The Hong Kong Cavaliers Are a Crappy Band
We don't hear much of their music, but the Hong Kong Cavaliers – supposedly one of the most successful music acts on the planet – sound like any other crappy bard band. They sound like a sub-par, Blueshammer-esque, Huey Lewis knockoff. This is not a band I want to dance to. This is a band I want to flee.
The Hong Kong Cavaliers Have No Personality
We're told that the Hong Kong Cavaliers are interesting people... I think. I can't really tell. Since the characters are never really introduced in any sort of meaningful way, and we're not given too much more about their lives other than their names and their clothes, they seem to vanish into the background really quickly. They move as a cloud, occupying the space behind the villains the way the set does. I can't remember anything significant they add the the story. Only Jeff Goldblum offers anything unique, and he doesn't have much by way of competition.
It's Incoherent
Seriously, this film is impossible to follow. Not that I want every film to follow the beats of Screenplay 101, but basic story structure, a sense of pacing, and a general narrative thrust would have helped.
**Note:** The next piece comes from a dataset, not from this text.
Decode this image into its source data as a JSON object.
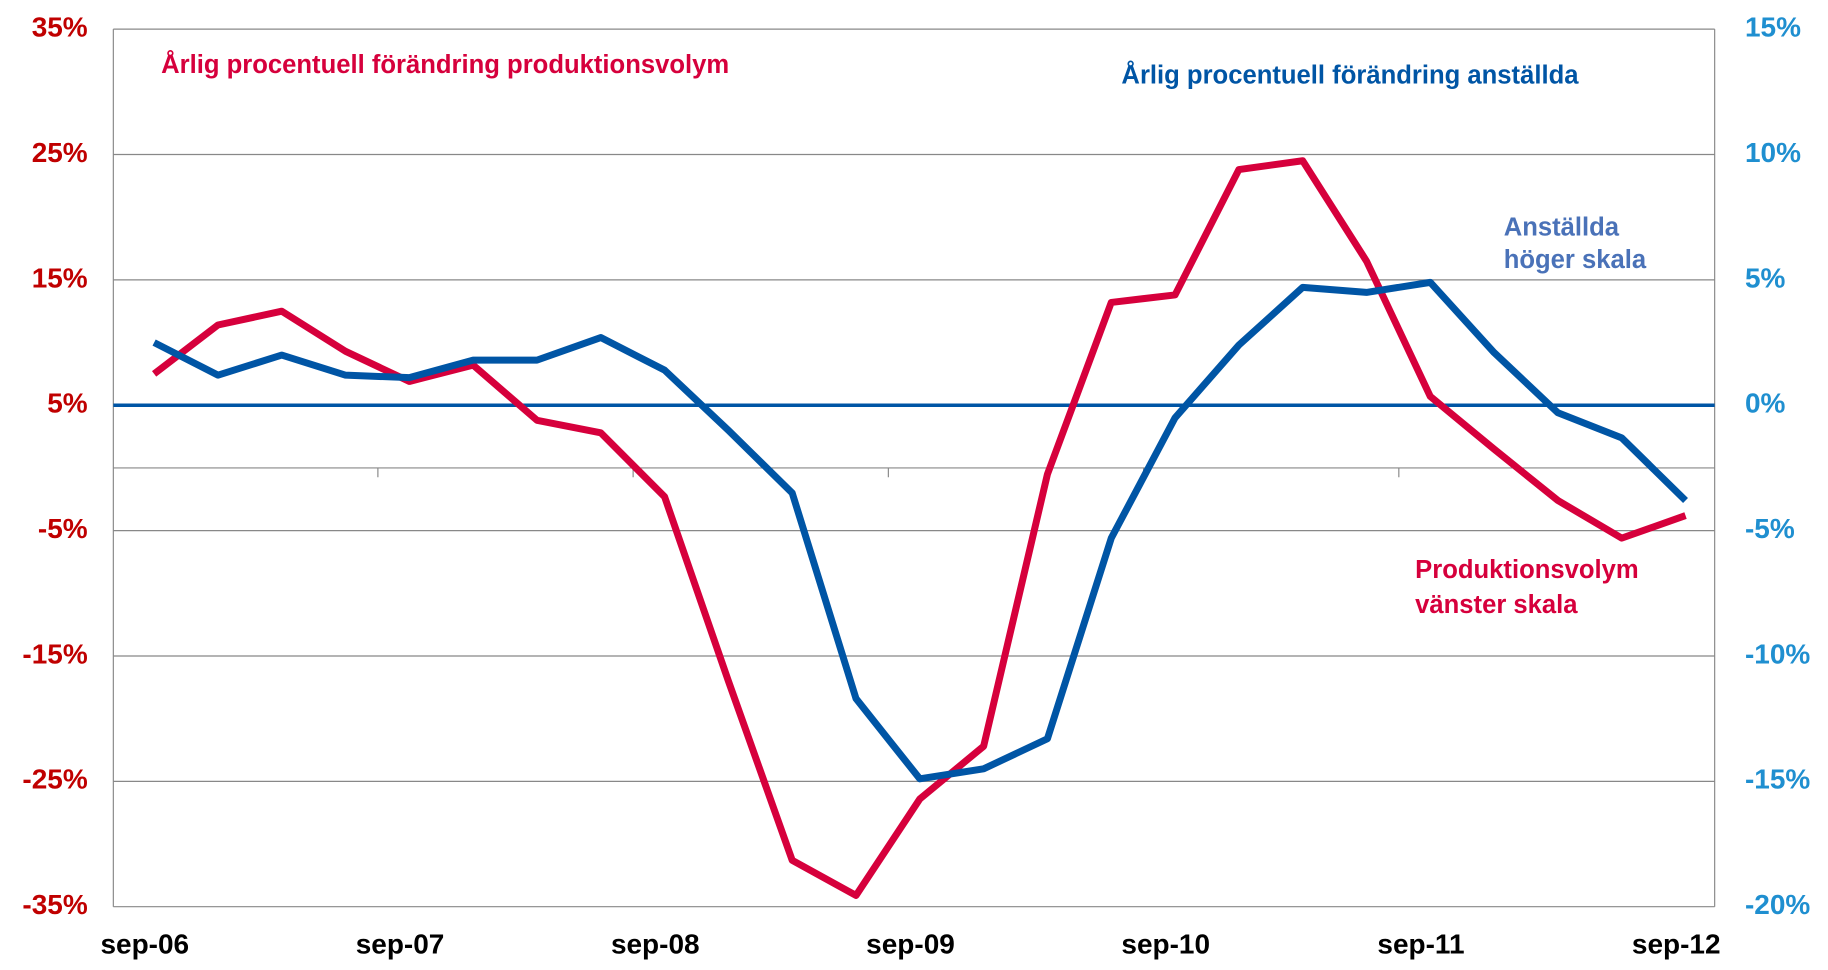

This film is a mess from start to finish, hastily introducing characters, never establishing much of the film's universe, and refusing to divulge any plot beat with anything approaching a moment's clarity. I had to watch this film numerous times before I felt like I understood what was going on. The screenwriter clearly had a lot on his mind, but he failed to walk us through on the screen.
It Feels Incomplete
To expand upon the previous thought, this movie feels incomplete. I feel like the filmmakers had a solid handle on the Buckaroo Banzai mythology, but not storytelling. It's like listening to a 13-year-old describe his favorite comic book; he knows all the terminology, but forgets to put anything in context for the uninitiated. As such, Buckaroo Banzai , for all its appealing weirdness, feels like the highlights of a much longer film. Only the parts we're missing are the parts with all the exposition and character work.
It's Never Truly Funny
For a film about a rock star neurosurgeon fighting off Red Lectroids from the 8th dimension, Buckaroo Banzai is strangely inert. This is the type of story that requires a madcap pace, a slapstick energy, and a ballsy form of Pythonesque chaos. But it's not. Since the story is so incoherent, and the characters so vague, the jokes never build up to a head of steam. The punchlines never land. The most one can say is that the film offers a few limp chuckles. But there is not one single big laugh in the entire film.